Private credit's rapid expansion appears to be losing steam as recent data show a marked slowdown in U.S.-focused direct lending issuance and fundraising that remains below its recent peak.
According to PitchBook, new loan issuance by private credit lenders totaled $44.76 billion in the three months ended May 2026, a decline of roughly 40% from $74.56 billion in the first quarter. Lending to private equity-backed borrowers fell nearly 37% over the same span to $28.5 billion. Direct lending volume tied to leveraged buyouts contracted by about 34% to $15.15 billion.
Those figures point to a retrenchment in origination activity, as managers confront softer fundraising, elevated redemption requests, tighter scrutiny on loan quality, and renewed competition from lower-cost syndicated loan markets. The mix of pressures is prompting some firms to be more selective in deployment and to consider defensive steps to preserve capital.
Concerns about credit quality have intensified after stress in software debt, a sector widely held across leveraged finance and private credit portfolios. PitchBook’s Leveraged Commentary and Data unit reported software loans in the Morningstar LSTA U.S. Leveraged Loan Index were down 4.7% year-to-date through May 31, compared with a 1.2% gain for the broader index. That relative weakness has heightened investor caution about sector concentration and borrower fundamentals within private credit books.
A sustained slowdown in originations could pressure private credit managers' earnings by limiting asset growth and reducing transaction fees, particularly if funds experiencing redemptions choose to hold cash rather than deploy into new loans. Early filings for the second quarter indicate redemption stress has continued. Blackstone and Cliffwater both capped withdrawals from their private credit vehicles at 5% after redemption requests exceeded quarterly limits. Investors sought to redeem 10% of shares in the Blackstone Private Credit Fund and 17% of Cliffwater's $31.3 billion fund.
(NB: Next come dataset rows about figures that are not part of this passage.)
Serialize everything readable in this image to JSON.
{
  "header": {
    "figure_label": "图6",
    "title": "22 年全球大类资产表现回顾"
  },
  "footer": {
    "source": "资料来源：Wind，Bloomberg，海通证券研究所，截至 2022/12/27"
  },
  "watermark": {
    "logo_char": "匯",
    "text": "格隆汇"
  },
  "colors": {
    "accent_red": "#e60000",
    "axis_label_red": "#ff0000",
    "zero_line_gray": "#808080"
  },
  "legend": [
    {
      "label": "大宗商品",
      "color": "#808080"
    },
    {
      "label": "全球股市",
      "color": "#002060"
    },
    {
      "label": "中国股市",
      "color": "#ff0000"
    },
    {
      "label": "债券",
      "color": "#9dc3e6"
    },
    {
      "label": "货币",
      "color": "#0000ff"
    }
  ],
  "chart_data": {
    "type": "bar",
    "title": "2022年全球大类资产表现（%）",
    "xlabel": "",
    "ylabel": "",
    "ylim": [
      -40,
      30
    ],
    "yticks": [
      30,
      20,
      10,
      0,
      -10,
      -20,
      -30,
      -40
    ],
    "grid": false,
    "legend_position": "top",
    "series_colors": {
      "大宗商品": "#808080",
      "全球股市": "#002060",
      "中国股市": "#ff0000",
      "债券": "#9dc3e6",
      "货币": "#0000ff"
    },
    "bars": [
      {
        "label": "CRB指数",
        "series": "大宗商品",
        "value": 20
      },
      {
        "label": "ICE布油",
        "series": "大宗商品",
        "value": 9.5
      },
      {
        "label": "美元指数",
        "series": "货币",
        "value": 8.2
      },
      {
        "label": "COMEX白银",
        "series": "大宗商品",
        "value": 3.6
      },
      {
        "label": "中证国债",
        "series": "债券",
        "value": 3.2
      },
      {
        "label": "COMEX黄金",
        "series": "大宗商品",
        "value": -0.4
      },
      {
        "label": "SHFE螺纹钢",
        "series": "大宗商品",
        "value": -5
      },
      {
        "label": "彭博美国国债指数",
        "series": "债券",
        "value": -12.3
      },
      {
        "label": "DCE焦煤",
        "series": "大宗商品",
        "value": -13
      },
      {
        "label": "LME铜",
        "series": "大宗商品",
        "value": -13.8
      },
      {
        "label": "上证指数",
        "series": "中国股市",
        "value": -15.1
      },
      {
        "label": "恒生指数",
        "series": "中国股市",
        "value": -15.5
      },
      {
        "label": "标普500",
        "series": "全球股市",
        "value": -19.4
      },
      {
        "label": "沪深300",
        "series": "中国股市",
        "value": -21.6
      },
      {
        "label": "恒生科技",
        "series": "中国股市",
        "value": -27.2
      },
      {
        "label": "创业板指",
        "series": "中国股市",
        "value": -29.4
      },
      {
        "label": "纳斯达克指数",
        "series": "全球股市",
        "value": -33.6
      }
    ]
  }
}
Fundraising metrics reflect the tentative backdrop. Preqin data show investors committed $45 billion to private credit funds in the first four months of 2026, virtually unchanged from $44.5 billion in the same period of 2025 but below the $52.2 billion raised in the comparable period in 2023. That suggests limited net new capital has entered the sector so far this year.
Retail flows have also softened. Jefferies reported that private wealth flows across tracked retail alternative products fell 17% month-on-month in May, marking a second consecutive monthly decline, with private credit flows down 35% in May. Jefferies added that private credit flows in the second quarter to date were down 70% from the first-quarter average, indicating a sharp pullback in retail investor allocations.
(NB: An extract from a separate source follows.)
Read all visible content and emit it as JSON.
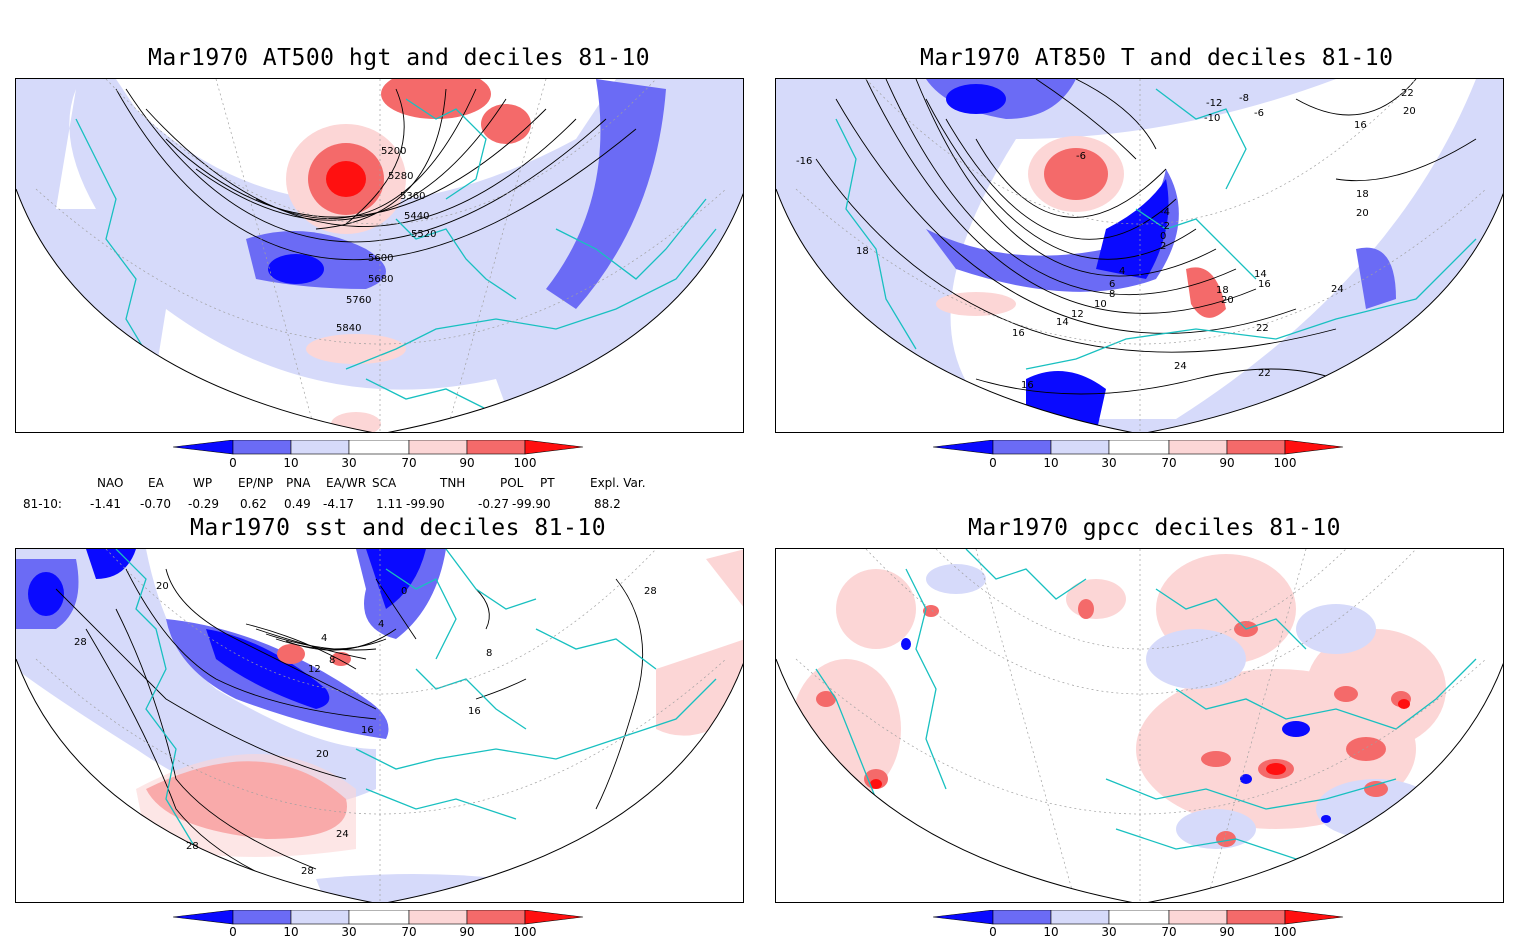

Collectively, the decline in issuance, the stagnation in fundraising versus recent peaks, persistent redemption requests, and sector-specific weakness in software loans portray an industry shifting toward caution. For managers, the immediate priorities include managing liquidity to meet redemptions, maintaining loan underwriting standards amid greater scrutiny, and assessing the competitive dynamics with the syndicated loan market.
Key points
- Direct lending issuance fell to $44.76 billion in the three months ended May 2026, down about 40% from $74.56 billion in Q1.
- Issuance to private equity-backed borrowers dropped nearly 37% to $28.5 billion; direct lending tied to leveraged buyouts fell about 34% to $15.15 billion.
- Retail and institutional fundraising softened - $45 billion committed in first four months of 2026, little changed from 2025 but below 2023 levels; retail private credit flows fell sharply.
Risks and uncertainties
- Continued originations slowdown could limit asset growth and transaction fees for private credit managers, affecting firms that rely on deployment-linked revenue - impacting asset managers and lenders.
- Elevated redemption requests, as shown by caps at 5% at Blackstone and Cliffwater after requests of 10% and 17% respectively, may force funds to hold cash rather than extend new loans - affecting fund liquidity and investor returns.
- Weakness in software loans, which are down 4.7% YTD versus a 1.2% gain for the broader leveraged loan index, raises credit quality concerns for portfolios concentrated in that sector - impacting leveraged finance and private credit portfolios.